Russia Offered North Korea a Nuclear Power Plant to Interfere With Donald Trump's Negotiations With Kim Jong Un: Report

Russia offered to provide North Korea with a nuclear power plant in exchange for denuclearization, according to a report.

Just one day after Russian officials assured reporters that a meeting between Russian President Vladimir Putin and North Korean leader Kim Jong Un is still in the cards, U.S. intelligence officials told The Washington Post that Moscow had offered Pyongyang a nuclear power plant as a means of inserting itself into the ongoing negotiations between the U.S. and North Korea.

The deal would have allegedly seen Russia operate the plant and ship all nuclear waste back to Russia as a guarantee that the material couldn't be used to make weapons.

The ongoing negotiations between the U.S. and North Korea over denuclearization appear to be stalled, but a meeting between North Korea's Kim and President Donald Trump is scheduled to take place in late February.
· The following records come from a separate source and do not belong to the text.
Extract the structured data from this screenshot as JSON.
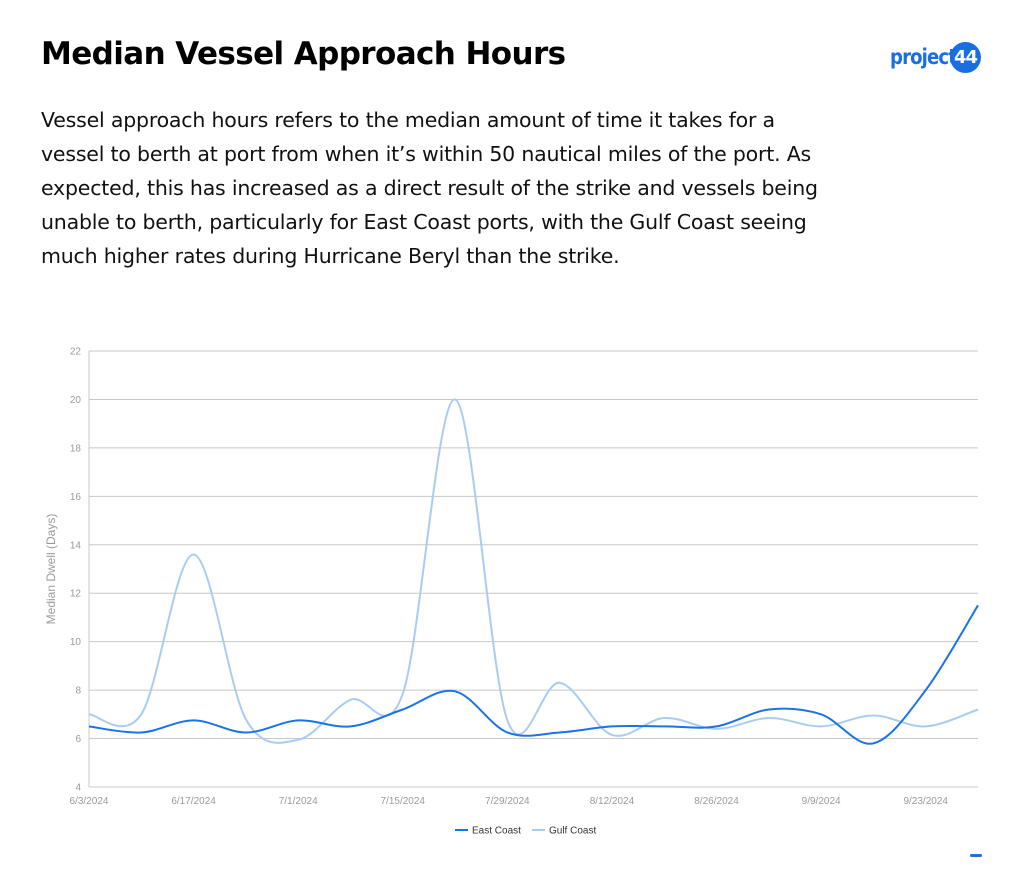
{
  "header": {
    "title": "Median Vessel Approach Hours",
    "logo_text": "project",
    "logo_badge": "44"
  },
  "description": "Vessel approach hours refers to the median amount of time it takes for a vessel to berth at port from when it’s within 50 nautical miles of the port. As expected, this has increased as a direct result of the strike and vessels being unable to berth, particularly for East Coast ports, with the Gulf Coast seeing much higher rates during Hurricane Beryl than the strike.",
  "colors": {
    "brand": "#1a6fe0",
    "east_coast": "#1a73e8",
    "gulf_coast": "#a9cdf2",
    "grid": "#c8c8c8",
    "axis_text": "#9a9a9a"
  },
  "chart_data": {
    "type": "line",
    "title": "",
    "xlabel": "",
    "ylabel": "Median Dwell (Days)",
    "ylim": [
      4,
      22
    ],
    "yticks": [
      4,
      6,
      8,
      10,
      12,
      14,
      16,
      18,
      20,
      22
    ],
    "xlim": [
      "6/3/2024",
      "9/30/2024"
    ],
    "xticks": [
      "6/3/2024",
      "6/17/2024",
      "7/1/2024",
      "7/15/2024",
      "7/29/2024",
      "8/12/2024",
      "8/26/2024",
      "9/9/2024",
      "9/23/2024"
    ],
    "x": [
      "6/3/2024",
      "6/10/2024",
      "6/17/2024",
      "6/24/2024",
      "7/1/2024",
      "7/8/2024",
      "7/15/2024",
      "7/22/2024",
      "7/29/2024",
      "8/5/2024",
      "8/12/2024",
      "8/19/2024",
      "8/26/2024",
      "9/2/2024",
      "9/9/2024",
      "9/16/2024",
      "9/23/2024",
      "9/30/2024"
    ],
    "series": [
      {
        "name": "East Coast",
        "values": [
          6.5,
          6.25,
          6.75,
          6.25,
          6.75,
          6.5,
          7.2,
          7.95,
          6.25,
          6.25,
          6.5,
          6.5,
          6.5,
          7.2,
          7.0,
          5.8,
          8.0,
          11.5
        ]
      },
      {
        "name": "Gulf Coast",
        "values": [
          7.0,
          7.0,
          13.6,
          6.8,
          5.95,
          7.6,
          7.85,
          20.0,
          6.75,
          8.3,
          6.15,
          6.85,
          6.4,
          6.85,
          6.5,
          6.95,
          6.5,
          7.2
        ]
      }
    ],
    "legend_position": "bottom-center",
    "grid": true
  }
}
It is unclear when the meeting with Putin will occur and whether the offer for a nuclear power plant is still on the table.

President Donald Trump and North Korea leader Kim Jong Un walk from lunch at the Capella resort on Sentosa Island in Singapore on June 12, 2018. Susan Walsh/AFP/Getty Images

The White House did not immediately respond to requests for comment from Newsweek about whether the Trump administration would welcome Russia's efforts to convince North Korea to denuclearize. Experts, however, say it is unlikely the offer would be accepted by any of the major players in the North Korea negotiations.

"No one should be shocked that Russia is trying to step forward and offer a so-called 'solution' to the North Korean nuclear program. However, while such a plan was put forward by Moscow, it is doubtful the DPRK would ever support such a measure, nor would Washington ever agree to it or Seoul," Harry Kazianis, director of defense studies at the Center for the National Interest in Washington, D.C., told Newsweek.

"Russia's real intent is most likely to once again become a player in Northeast Asia, a part of the world where its influence has slipped since the fall of the old Soviet Union," Kazianis continued. "In fact, being involved in the North Korea nuclear issue gives Moscow another card to play against the U.S., especially as relations have fallen off a cliff in recent years."

Shortly after Trump's first meeting with Kim, Russian officials suggested that the state-owned Russian gas company Gazprom may build a pipeline that would cut through North Korea.

Ever since Trump met Kim for a high-level meeting in Singapore in June, the State Department has been meeting with North Korean officials to hammer out the details of a deal that would see Pyongyang give up its nuclear weapons and abandon its ballistic missile program. The negotiations have yielded few visible results, however, and North Korean state media recently said that Pyongyang wouldn't give up its nuclear weapons without some major concessions from the U.S.

North Korea is determined to have international sanctions lifted in exchange for getting rid of some of its nuclear weapons. Last year, U.S. officials accused Russia of helping North Korea violate international sanctions. Shortly thereafter, Russia announced it would begin deporting North Korean guest workers so they would stop sending money home to support the country's nuclear weapons development.